Hey Big Question perhaps you could answer. Basically our Law was modeled after yours. We understand you got dispensaries, while we went the CG/PT transfer route. I understand your Legislation is looking to amend your MMJ law to remove dispensaries in lieu of a CG/PT model or add the CG/Pt model to it. Is that correct, and how are things working there? Our legislation is looking to do the opposite, dump CG/PT transfers for state ran Dispensaries.

Its my opinion, our State wants to kill the CG/PT transfer to be replaced by a state run facility, that can not be implemented like your states issue, thus effectively killing the MMM Act of 08. Trying to determine what other state issues, we can use here, and visa versa.

With your and our Acts being so Similar, it seems some good Advocacy information could be spread between both our states, to help us each fight the issues as they arise.
 

Timmahh

Well-Known Member
nope..I'm totally correct about that..

Even Timmahh gets that. Be respectful bob, you may get some in return eventually, my name has a Capital T on it.

Section 4 is immunity if certified and in compliance with plant counts,weight and locked facility. (locked, Enclosed, Facility, No where does it say ROOF or FULLY ENCLOSED)
Section 8 [omit this word-only] applies to a person That has a dr signed letter, stating that he qualifies, and would receive benefit from cannabis, BUT IS NOT A REGISTRANT PERIOD

Section 8 does NOT provide that you will not be arrested, only that you are entitled to [STRIKE THIS LINE - a pre trial hearing] the right to introduce a Sec 8) defense, at ANY TIME, DURING ANY PART, OF ANY TRIAL PART INVOLVING CANNABIS, and INFRONT OF A JURY IF THE DEFENDANT SO WISHES, to determine if you Dr. letter is valid. If valid..the case is dismissed. Or cannabis charges dismissed if their are multiple charges that do not stem from the cannabis arrest.

In any situation, if you are over count and/or weight..you can be arrested....then you must prove that you were over justifiably, IE: you need lager amounts because you use Simpson oil for cancer...Correct

your getting closer bob. keep up the education and well have you un sheepled in short order.

and that should be if you need LARGER AMOUNTS, not lager amounts. seems like im not the only Mensa Qualified human that fat fingers words.
 

MYWhat?

Active Member
Tried to add this earlier but Rollitup's server was down or busy.

This kind of direct violation of ones medical privacy is why we MMJ patients need to be more vigilant.
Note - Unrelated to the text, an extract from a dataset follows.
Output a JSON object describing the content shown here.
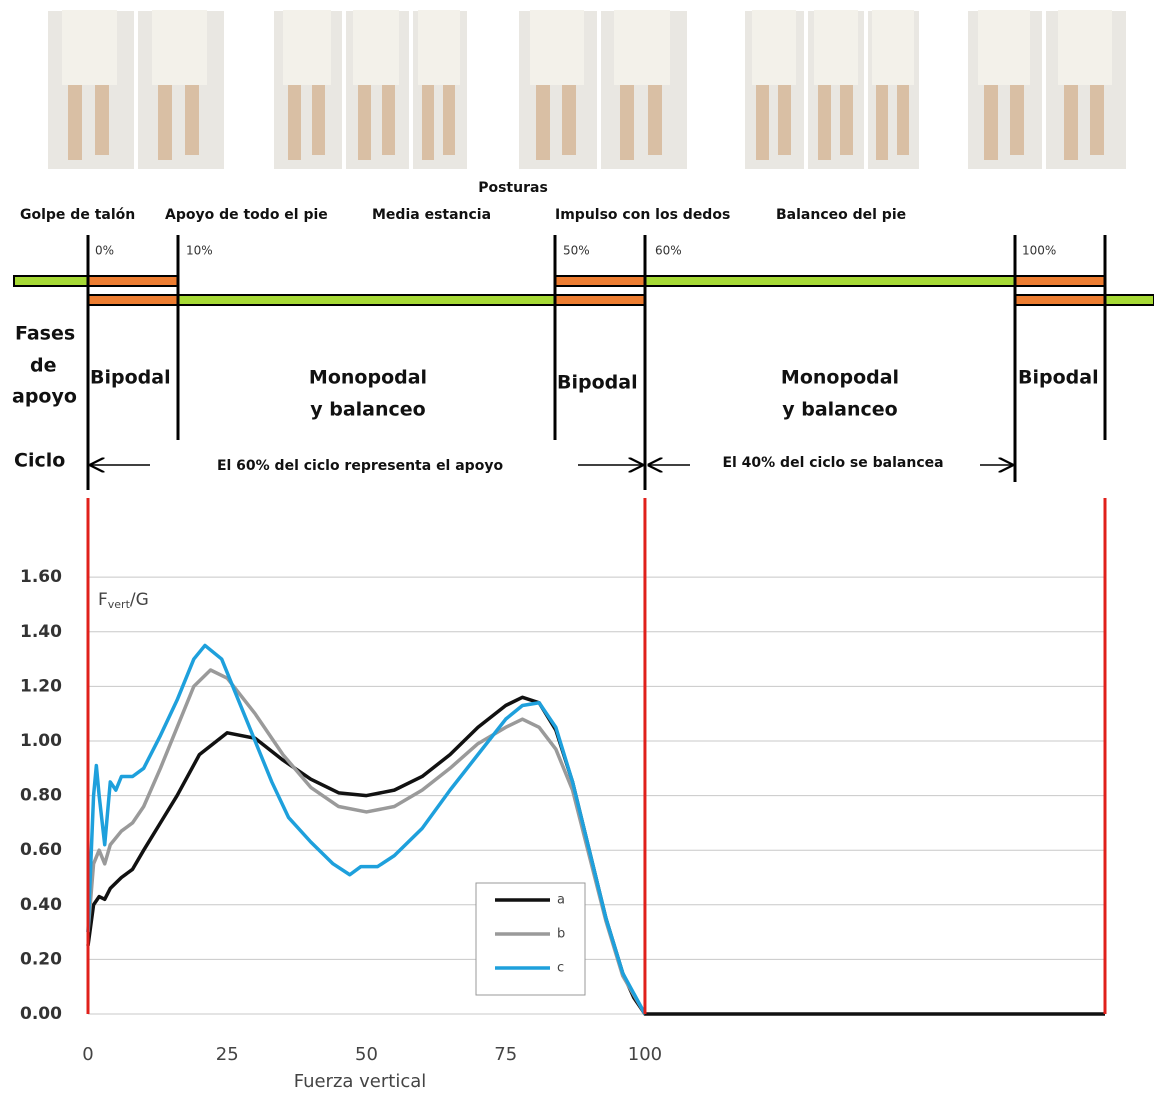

By not only looking at our own state law but looking also at the laws happening in all MMJ states. "Medical privacy if they wish" should be seen for what it is, an infringement of ones medical privacy.
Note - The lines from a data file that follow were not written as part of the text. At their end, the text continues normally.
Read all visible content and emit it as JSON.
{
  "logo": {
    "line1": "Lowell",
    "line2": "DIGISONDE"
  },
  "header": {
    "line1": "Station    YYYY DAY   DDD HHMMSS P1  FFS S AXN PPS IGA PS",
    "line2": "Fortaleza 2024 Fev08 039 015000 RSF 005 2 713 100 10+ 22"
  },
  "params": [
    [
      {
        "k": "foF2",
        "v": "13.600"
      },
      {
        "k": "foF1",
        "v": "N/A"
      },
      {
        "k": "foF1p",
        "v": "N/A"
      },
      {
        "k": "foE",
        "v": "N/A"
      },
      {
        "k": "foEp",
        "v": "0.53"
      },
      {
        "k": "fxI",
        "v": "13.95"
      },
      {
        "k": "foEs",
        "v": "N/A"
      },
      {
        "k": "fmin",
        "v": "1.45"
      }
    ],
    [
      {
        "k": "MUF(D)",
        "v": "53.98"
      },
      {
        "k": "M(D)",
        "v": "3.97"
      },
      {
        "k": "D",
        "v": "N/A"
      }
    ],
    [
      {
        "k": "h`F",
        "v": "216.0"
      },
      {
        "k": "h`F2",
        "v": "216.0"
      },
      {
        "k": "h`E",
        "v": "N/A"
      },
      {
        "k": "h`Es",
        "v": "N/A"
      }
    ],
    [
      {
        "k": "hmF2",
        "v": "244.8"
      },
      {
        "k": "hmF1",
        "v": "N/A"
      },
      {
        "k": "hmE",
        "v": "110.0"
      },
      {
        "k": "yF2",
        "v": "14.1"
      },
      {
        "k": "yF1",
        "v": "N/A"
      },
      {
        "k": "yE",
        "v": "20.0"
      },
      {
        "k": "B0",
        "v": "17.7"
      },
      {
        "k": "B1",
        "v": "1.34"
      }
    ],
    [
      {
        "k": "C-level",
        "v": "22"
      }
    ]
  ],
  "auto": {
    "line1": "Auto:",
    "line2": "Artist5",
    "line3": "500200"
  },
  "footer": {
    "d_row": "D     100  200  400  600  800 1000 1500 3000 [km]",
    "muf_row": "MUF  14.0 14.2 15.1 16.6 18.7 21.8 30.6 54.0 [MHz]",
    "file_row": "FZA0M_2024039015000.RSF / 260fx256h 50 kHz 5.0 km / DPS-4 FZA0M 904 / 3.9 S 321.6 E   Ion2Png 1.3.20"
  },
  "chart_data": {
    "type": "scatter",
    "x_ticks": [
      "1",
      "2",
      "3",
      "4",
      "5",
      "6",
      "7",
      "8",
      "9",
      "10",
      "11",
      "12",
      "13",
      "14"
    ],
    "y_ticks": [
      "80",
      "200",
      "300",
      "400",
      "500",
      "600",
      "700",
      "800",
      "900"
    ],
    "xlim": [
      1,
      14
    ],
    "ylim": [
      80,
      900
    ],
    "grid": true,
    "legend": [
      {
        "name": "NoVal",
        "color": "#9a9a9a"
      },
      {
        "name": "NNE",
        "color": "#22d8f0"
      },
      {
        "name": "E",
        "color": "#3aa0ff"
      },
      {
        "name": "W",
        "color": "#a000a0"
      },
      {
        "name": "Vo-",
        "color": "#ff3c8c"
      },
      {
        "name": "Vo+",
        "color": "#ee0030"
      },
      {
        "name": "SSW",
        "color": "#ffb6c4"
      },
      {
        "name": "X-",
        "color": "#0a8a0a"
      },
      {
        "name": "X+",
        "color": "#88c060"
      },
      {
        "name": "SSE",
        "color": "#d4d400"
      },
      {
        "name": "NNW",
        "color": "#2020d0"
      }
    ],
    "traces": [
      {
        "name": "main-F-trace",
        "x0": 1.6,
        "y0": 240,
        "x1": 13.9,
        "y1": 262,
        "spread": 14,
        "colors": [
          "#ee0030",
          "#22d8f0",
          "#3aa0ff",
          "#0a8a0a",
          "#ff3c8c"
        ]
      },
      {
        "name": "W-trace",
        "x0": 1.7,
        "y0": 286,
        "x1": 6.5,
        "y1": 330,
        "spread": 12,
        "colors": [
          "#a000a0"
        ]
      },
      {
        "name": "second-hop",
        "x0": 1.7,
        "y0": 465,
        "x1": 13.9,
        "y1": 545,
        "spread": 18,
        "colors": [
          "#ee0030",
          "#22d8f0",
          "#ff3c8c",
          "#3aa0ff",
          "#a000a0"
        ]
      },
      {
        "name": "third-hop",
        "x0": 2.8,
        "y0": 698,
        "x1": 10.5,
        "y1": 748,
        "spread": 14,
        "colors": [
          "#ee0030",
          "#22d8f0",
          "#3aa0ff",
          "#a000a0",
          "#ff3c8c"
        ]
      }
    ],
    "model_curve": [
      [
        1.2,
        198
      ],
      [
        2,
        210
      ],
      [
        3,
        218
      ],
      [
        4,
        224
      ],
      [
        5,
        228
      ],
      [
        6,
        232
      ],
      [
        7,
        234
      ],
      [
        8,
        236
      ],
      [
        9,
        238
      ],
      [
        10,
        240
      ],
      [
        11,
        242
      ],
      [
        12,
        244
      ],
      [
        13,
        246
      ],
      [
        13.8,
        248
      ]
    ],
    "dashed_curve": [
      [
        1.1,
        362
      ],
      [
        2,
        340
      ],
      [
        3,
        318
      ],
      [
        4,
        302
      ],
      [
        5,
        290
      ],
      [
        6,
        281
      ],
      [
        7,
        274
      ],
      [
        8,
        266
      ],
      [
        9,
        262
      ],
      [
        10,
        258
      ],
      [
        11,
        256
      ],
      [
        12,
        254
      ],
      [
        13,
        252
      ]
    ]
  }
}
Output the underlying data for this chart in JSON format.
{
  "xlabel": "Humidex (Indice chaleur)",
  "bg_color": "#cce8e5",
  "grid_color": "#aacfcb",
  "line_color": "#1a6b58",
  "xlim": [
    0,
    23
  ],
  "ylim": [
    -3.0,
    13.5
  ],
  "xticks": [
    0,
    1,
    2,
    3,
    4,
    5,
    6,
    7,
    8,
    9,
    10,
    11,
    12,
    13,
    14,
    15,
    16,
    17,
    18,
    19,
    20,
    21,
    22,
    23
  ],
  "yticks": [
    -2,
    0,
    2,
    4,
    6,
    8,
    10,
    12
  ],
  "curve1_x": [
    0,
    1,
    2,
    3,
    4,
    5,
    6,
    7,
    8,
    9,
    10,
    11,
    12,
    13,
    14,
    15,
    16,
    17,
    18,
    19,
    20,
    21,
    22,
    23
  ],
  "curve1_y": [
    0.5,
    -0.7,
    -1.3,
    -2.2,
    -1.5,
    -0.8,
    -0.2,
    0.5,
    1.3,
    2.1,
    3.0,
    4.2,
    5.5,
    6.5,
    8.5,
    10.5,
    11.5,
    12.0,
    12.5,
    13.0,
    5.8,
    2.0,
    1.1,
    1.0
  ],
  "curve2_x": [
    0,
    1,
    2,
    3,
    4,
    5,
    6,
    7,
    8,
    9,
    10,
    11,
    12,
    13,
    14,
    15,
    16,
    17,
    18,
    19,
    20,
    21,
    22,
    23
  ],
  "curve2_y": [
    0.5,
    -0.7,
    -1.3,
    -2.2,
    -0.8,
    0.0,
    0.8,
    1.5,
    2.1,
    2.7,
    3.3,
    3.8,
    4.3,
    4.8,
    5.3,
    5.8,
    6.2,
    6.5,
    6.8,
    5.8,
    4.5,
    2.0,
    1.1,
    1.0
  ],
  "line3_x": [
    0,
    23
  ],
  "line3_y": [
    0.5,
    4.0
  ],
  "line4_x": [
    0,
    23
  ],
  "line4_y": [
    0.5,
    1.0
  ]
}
So where do we draw the line ? When they start making granny file papers with the state for oxycodone for her end of life treatment ? It's precedents like this that allow for further infringement on our personal freedoms !!! And all for what $$$$*
 

bob harris

Well-Known Member
your getting closer bob. keep up the education and well have you un sheepled in short order.
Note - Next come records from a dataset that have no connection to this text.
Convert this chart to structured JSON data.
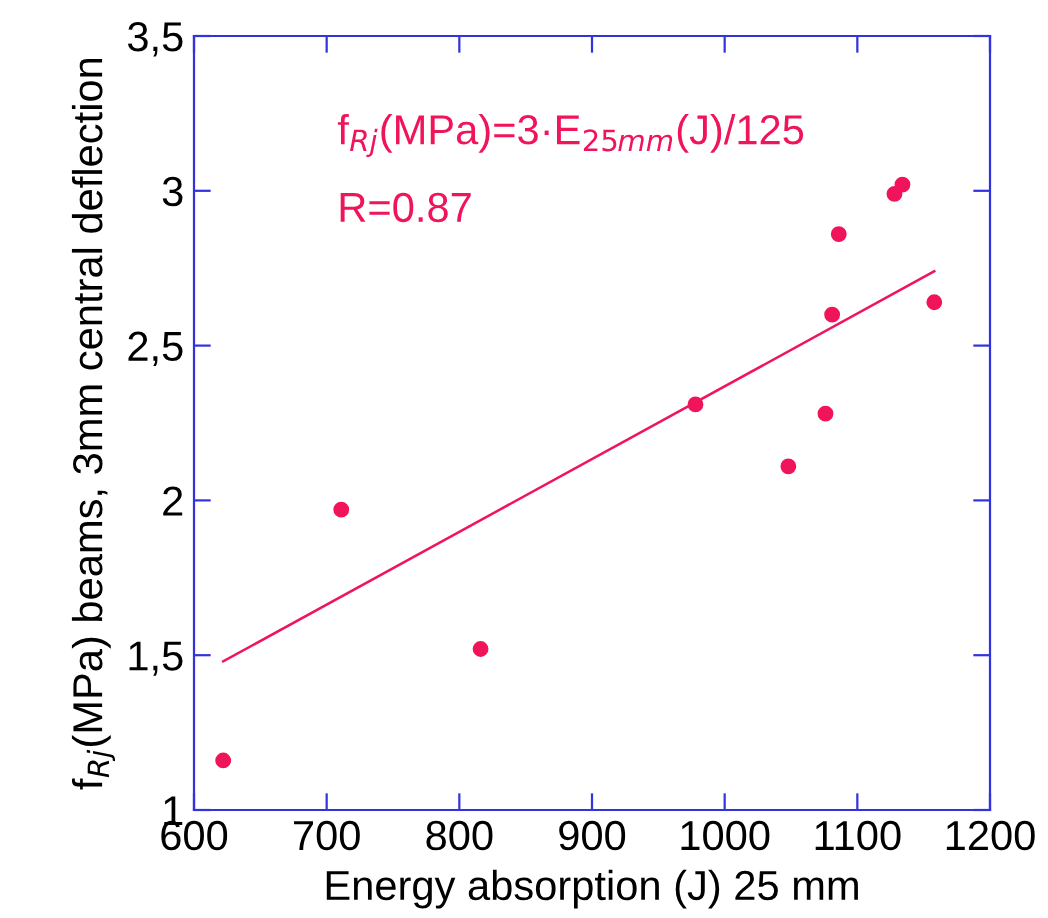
{
  "chart_data": {
    "type": "scatter",
    "xlabel": "Energy absorption (J) 25 mm",
    "ylabel": "f$_{Rj}$(MPa) beams, 3mm central deflection",
    "annotations": [
      "f$_{Rj}$(MPa)=3·E$_{25mm}$(J)/125",
      "R=0.87"
    ],
    "series": [
      {
        "type": "scatter",
        "color": "#f0145a",
        "marker": "circle",
        "x": [
          622,
          711,
          816,
          978,
          1048,
          1076,
          1081,
          1086,
          1128,
          1134,
          1158
        ],
        "values": [
          1.16,
          1.97,
          1.52,
          2.31,
          2.11,
          2.28,
          2.6,
          2.86,
          2.99,
          3.02,
          2.64
        ]
      },
      {
        "type": "line",
        "color": "#f0145a",
        "x": [
          622,
          1158
        ],
        "values": [
          1.48,
          2.74
        ]
      }
    ],
    "xlim": [
      600,
      1200
    ],
    "xticks": [
      600,
      700,
      800,
      900,
      1000,
      1100,
      1200
    ],
    "ylim": [
      1,
      3.5
    ],
    "yticks": [
      1,
      {
        "value": 1.5,
        "label": "1,5"
      },
      2,
      {
        "value": 2.5,
        "label": "2,5"
      },
      3,
      {
        "value": 3.5,
        "label": "3,5"
      }
    ],
    "grid": false,
    "legend": false
  }
}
and that should be if you need LARGER AMOUNTS, not lager amounts. seems like im not the only Mensa Qualified human that fat fingers words.
Parkinson's...motor control disease, it happens.

But why did you post a quote from me...and then alter it to be incorrect?

You CAN"T bring up a section 8 defense mid trial. Section 8 hearing is first. If section 8 defense is validated...there is no trial...if your section 8 is invalid..you can't use it IN the trial.
 

Timmahh

Well-Known Member
you can bring a section 8) at any time in trial, and at pre trial, at the disclosure phase, or at the end infront of the jury during hearings.

What makes you think it can only be done at Pre Trial, only in front of a Judge? Ok so maybe your not a fucking puke ass pig praying on sick or ill, but your part of the LEO system or Billy Bongs Prosecution Crew. that much i can almost guaranty.

I only Altered the t to be a Capital T in my name in your quote. the rest is not changed, only asnwered. your own text is your quote i made.

im not a mod here bob, thats the 3MA.
i dont have access to change your post here dumbass. and even if i did, i wouldnt, mostly because i wouldnt have to. you prove yourself wrong more than i do.